In 1946, with postwar demobilization, the Army of the United States was suspended, along with the draft. Officers from that point reverted to Regular Army rank and all enlisted personnel either were discharged from the Army of the United States and returned to civilian life, or accepted the offer to reenlist in the Regular Army. Units raised in the Army of the United States were deactivated; if the Army chose to activate them again permanently, they were allotted to the Regular Army.

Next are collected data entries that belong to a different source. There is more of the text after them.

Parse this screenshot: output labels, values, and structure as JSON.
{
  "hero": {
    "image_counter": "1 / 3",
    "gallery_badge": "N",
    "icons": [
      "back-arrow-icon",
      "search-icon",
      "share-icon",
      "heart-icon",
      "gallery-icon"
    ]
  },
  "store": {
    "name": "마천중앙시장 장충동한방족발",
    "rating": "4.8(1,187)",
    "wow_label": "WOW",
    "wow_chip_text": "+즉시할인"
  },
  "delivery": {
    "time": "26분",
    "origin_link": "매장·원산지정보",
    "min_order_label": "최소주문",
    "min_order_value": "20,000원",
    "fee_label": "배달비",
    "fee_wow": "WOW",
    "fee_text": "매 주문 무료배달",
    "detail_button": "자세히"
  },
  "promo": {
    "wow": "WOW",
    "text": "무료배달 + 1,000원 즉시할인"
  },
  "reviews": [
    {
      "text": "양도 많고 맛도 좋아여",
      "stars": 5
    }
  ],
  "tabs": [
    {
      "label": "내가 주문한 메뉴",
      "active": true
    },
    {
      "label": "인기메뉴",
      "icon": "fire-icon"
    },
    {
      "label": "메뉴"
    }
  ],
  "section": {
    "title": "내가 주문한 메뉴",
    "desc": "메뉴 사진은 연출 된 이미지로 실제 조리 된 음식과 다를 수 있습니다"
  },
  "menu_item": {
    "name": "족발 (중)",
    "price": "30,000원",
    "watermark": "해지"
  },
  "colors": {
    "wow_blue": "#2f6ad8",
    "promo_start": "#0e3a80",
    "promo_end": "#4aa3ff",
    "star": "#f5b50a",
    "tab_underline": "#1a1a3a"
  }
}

| Division | Date Activated | Campaign Participation Credit |
|---|---|---|
| 11th Airborne Division | 25 February 1943 | New Guinea, Southern Philippines, Luzon |
| 13th Airborne Division | 15 August 1943 | No combat |
| 17th Airborne Division | 15 April 1943 | Ardennes-Alsace, Rhineland, Central Europe |
| 101st Airborne Division | 15 August 1942 | Normandy, Rhineland, Ardennes-Alsace, Central Europe |
| 5th Armored Division | 10 October 1941 | Normandy, Northern France, Rhineland, Central Europe |
| 6th Armored Division | 15 February 1942 | Normandy, Northern France, Rhineland, Ardennes-Alsace, Central Europe |
| 7th Armored Division | 15 February 1942 | Northern France, Rhineland, Ardennes-Alsace, Central Europe |
| 8th Armored Division | 1 April 1942 | Rhineland, Ardennes-Alsace, Central Europe |
| 9th Armored Division | 15 July 1942 | Rhineland, Ardennes-Alsace, Central Europe |
| 10th Armored Division | 15 July 1942 | Rhineland, Ardennes-Alsace, Central Europe |
| 11th Armored Division | 15 August 1942 | Rhineland, Ardennes-Alsace, Central Europe |
| 12th Armored Division | 15 September 1942 | Rhineland, Ardennes-Alsace, Central Europe |
| 13th Armored Division | 15 October 1942 | Rhineland, Central Europe |
| 14th Armored Division | 15 November 1942 | Rhineland, Central Europe |
| 16th Armored Division | 15 July 1943 | Central Europe |
| 20th Armored Division | 15 March 1943 | Central Europe |
| 25th Infantry Division | 1 October 1941 | Central Pacific, Guadalcanal, Northern Solomons, Luzon |
| 42nd Infantry Division | 14 July 1943 | Ardennes-Alsace, Rhineland, Central Europe |
| 63rd Infantry Division | 15 June 1943 | Ardennes-Alsace, Rhineland, Central Europe |
| 65th Infantry Division | 16 August 1943 | Rhineland, Central Europe |
| 66th Infantry Division | 15 April 1943 | Northern France |
| 69th Infantry Division | 15 May 1943 | Rhineland, Central Europe |
| 70th Infantry Division | 15 June 1943 | Rhineland, Central Europe |
| 71st Infantry Division | 15 July 1943 | Rhineland, Central Europe |
| 75th Infantry Division | 15 April 1943 | Rhineland, Ardennes-Alsace, Central Europe |
| 92nd Infantry Division | 15 October 1942 | North Apennines, Po Valley |
| 93rd Infantry Division | 15 May 1942 | New Guinea, Northern Solomons, Bismarck Archipelago |
| 106th Infantry Division | 15 March 1943 | Rhineland, Ardennes-Alsace, Central Europe |
| 10th Mountain Division | 15 July 1943 | North Apennines, Po Valley |

===Korean War and Vietnam War===

The Army of the United States was demobilized in 1946, but still maintained as a component of the Army. Upon the outbreak of the Korean War, the Army of the United States consisted of conscripts in the Regular Army, with the National Guard and Army of the United States existing simultaneously in the same theater. The system of prefixes before service numbers was as follows:

- ER: Enlisted Reserve
- OR: Officer Reserve
- NG: National Guard
- RA: Regular Army
- US: Army of the United States

The last use of the Army of the United States (AUS) was during the Vietnam War. It was disbanded in 1974.

==Service equivalents==

There is no equivalent to the Army of the United States in the U.S. Navy, Marine Corps, or Coast Guard. During World War II, officers who joined one of these branches were typically commissioned into the "Naval Reserve," "Marine Corps Reserve," or "Coast Guard Reserve" respectively (the last of these being newly created in the run up to the war), with the understanding that their active service would be only for the duration of the hostilities. In 1948, for a very brief period, a component known as the "Air Forces of the United States" (AFUS) existed to augment Army Air Forces personnel, who held AUS ranks, into the newly created United States Air Force.